Selasa, 27 Januari 2015

Cerita dari Sahabat

(Baru saja aku membongkar dropbox-ku lalu menemukan satu file ini. Tulisan yang kubuat lebih dari sebulan lalu, ketika aku sedang sibuk melarutkan diri dalam cairan baru. Manis namun ironis, memurutku. Haha)

Hari ini sobatku membawa berita gembira yang membuatku terhanyut dalam euforia. Seringai lebar tak hilang-hilang dari wajahku sepanjang ceritanya. Katanya orang itu sudah menyukaiku dari awal mengenalku. Katanya ada sesuatu yang berbeda dariku, bagus katanya untuk dijadikan istri. Aku tersipu, masih separuh tak percaya. Aku juga menyukainya, tertarik padanya sejak pertama aku tau siapa dia. Aku memperhatikan gerak geriknya mencari tahu siapa dia, diam-diam tanpa ada yang tahu. Ternyata dia pun begitu. Dia menyimpan perasaannya untuk dirinya sembari terus berdoa.

Tidak pernah ada yang tahu kapan suatu perasaan akan datang. Yang kita tahu, ketika Allah ingin mempertemukan dua hati, Ia akan menggerakkan keduanya, bukan hanya satu saja. Tak ada yang tahu bagaimana rasa itu tercipta, yang kita tahu hanya gelenyar pelan yang merayap indah di dada. Kami sama-sama memendam rasa sejak lama, meski tidak saling berbicara. Kami saling mengenal bahkan hidup dan bercerita dalam dunia yang sama meski jarang saling menyapa. Kami sama-sama pemalu, entah karena pada dasarnya begitu atau karena perasaan yang menahan kami dan membuat kami segan berkata. Tanpa perasaan ini mungkin aku akan berbicara biasa saja dengannya, memanggilnya, mengajaknya bercerita, seperti teman-temanku yang lainnya. Tapi karena ini aku takut satu kalimatku dapat membuatnya menyadari apa yang kurasa. Aku malu. Karena aku tidak tahu.

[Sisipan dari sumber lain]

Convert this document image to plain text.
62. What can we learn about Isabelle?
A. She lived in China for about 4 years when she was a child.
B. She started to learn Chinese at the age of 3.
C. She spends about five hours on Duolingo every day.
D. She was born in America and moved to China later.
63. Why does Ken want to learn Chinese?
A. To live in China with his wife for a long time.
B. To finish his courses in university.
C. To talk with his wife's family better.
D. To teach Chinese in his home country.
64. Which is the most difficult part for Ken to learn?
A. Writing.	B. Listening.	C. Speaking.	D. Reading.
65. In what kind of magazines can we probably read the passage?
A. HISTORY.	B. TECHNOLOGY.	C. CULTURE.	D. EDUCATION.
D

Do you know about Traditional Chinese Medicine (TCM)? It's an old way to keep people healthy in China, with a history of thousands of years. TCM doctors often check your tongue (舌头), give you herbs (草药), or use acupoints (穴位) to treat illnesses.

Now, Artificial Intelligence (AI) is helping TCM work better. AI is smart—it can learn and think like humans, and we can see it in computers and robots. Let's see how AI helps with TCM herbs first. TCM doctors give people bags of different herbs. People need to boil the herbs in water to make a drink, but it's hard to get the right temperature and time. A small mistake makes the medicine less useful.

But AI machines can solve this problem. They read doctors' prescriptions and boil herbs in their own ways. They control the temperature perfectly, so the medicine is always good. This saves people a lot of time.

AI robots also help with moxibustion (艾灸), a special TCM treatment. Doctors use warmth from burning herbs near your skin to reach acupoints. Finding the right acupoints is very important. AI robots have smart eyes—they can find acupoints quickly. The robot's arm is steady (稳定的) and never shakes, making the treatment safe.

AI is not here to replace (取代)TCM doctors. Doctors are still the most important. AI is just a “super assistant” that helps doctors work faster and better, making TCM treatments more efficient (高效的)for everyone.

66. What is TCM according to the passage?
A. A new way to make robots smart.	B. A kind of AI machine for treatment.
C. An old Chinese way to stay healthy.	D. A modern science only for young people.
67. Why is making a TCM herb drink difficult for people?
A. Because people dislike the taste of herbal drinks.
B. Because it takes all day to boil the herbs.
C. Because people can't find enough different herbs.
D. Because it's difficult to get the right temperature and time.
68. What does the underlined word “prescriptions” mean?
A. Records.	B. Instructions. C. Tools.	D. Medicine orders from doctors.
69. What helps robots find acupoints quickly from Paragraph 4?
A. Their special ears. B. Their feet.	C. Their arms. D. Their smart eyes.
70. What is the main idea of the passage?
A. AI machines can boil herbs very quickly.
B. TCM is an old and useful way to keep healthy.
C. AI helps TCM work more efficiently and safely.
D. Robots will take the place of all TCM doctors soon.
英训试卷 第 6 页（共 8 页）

Cerita teman dekatku bahwa ia terus mencoba memperbaiki dirinya membuatku tersentuh. Aku disini masih saja terhanyut dalam masa lalu, cerita-cerita lamaku, sementara ia terus bertransformasi menjadi baru. Sampai saat menulis ini aku masih tersenyum, mengingat-ingat gumpalan perasaan yang kupintal sejak entah kapan. Yang sekarang macam terjawab dengan pergerakannya. Hati yang selama ini kusimpan sendiri mulai mau menduplikasi kunci. Karena sekarang tak mau lagi terbawa arus perasaan palsu, aku mencoba membatasi jumlah kunci yang kutempa. Menyisakan satu hanya untuk dia yang nanti datang menemui Papa. Memintaku menjadi pendampingnya sampai akhir waktu kami di dunia, dan semoga bertemu pula di akhirat-Nya.